The block copolymers can continue, but this is no longer protected here. with unmodified propylene polymers are mixed, when the reduction in the content of acrylic compound in a particular copolymer it is asked for.

The block copolymers obtained are converted into films by customary processes for propylene polymers. Fibers and other objects. In articles produced in this way, the block copolymer according to the invention shows greater color absorption than the propylene polymers not modified in this way without significantly affecting the desirable mechanical properties of the unmodified propylene polymer. The block copolymers according to the invention are particularly receptive to acidic dyes.
Unless otherwise stated, all parts and percentages in the following examples are parts by weight and% by weight.

example 1

To a 1 liter heated steel reaction vessel was placed 0.65 grams Aluminum chloride / titanium chloride, AICb · 3 TiClj, and then 8.4 ml! molar diethyl aluminum monochloride given what an Al / Ti molar ratio of 2 corresponded. The reaction vessel was pressurized to 1.05 atmospheres with gaseous hydrogen, and 400 ml of liquid propylene monomer was added. The reaction mixture was heated from 24 to 60 ° C. with stirring and was kept on this for 40 minutes Temperature held. The reaction vessel was vented and depressurized to remove traces of propylene monomer 15 Mv.uten with gaseous Purged with argon. The system was sealed to the atmosphere, and the polypropylene Gaseous ammonia was added to the reaction vessel containing up to a pressure of 0.21 atü. To With stirring for 5 "minutes, the ammonia was deaerated and its traces by a stream of argon removed. The system was closed and oxygen was introduced into the reactor up to a pressure of

3n 0.7 atü initiated. After stirring for a further 5 minutes, the oxygen was vented and the reactor briefly with it Purged with argon gas.

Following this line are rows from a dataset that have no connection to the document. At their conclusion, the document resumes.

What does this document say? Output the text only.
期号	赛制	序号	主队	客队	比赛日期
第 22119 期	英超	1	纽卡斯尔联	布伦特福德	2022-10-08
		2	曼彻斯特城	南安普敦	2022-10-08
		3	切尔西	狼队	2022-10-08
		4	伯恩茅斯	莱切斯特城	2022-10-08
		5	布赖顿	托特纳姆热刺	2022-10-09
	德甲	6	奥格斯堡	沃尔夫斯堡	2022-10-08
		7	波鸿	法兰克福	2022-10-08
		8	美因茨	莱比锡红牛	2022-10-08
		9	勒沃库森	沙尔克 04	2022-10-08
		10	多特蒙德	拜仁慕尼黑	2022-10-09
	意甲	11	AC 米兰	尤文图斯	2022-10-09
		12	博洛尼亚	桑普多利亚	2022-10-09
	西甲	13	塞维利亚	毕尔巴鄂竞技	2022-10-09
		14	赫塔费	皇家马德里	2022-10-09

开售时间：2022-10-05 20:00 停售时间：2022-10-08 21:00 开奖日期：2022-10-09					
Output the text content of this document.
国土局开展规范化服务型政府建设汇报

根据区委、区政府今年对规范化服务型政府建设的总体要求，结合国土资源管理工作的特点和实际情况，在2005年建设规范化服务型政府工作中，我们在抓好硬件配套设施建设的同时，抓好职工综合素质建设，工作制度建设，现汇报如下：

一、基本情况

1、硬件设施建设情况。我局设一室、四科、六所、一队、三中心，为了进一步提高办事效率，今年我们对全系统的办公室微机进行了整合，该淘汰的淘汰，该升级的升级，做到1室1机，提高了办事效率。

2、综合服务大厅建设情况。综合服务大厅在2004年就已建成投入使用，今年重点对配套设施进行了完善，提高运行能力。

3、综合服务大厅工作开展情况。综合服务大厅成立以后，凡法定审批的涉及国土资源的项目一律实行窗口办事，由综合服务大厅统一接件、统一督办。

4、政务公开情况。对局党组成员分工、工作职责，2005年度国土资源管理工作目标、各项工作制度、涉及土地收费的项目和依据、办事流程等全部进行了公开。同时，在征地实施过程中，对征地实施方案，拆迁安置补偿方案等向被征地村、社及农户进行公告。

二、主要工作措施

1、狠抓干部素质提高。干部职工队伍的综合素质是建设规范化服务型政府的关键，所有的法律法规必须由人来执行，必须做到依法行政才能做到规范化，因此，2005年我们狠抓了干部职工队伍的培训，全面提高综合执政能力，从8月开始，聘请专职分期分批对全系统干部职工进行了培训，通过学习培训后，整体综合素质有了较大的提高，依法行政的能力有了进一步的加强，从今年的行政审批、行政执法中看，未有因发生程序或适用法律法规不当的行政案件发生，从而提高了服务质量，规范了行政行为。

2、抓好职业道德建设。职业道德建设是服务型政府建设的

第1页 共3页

Then 50 ml of distilled water were added to the reaction vessel. Given dimethylaminoethyl methacrylate at 35.5 ° C.

The temperature rose to 60.5 ° C. as a result of the exothermic reaction. where they sit without further heating for 40 minutes held. The reaction vessel was then cooled and opened. The reaction product was used 2 times equal parts of a hot isopropanol / rl'eptane mixture washed. The dried polypro-

pylene / poly-idimethylaminoäthylaerylatJ block copolymer weighed 230 g, had a density of 0.933 g / ml and a melt index (ASTM D-1238-62T) of 5.0 at 230 ° C. According to infrared analysis, the product contained 9% dimethylaminoethyl methacrylate. The extraction Part of the product with ethyl acetate showed no effect on the methyl acrylate content of the polymer. This shows the formation of a block copolymer.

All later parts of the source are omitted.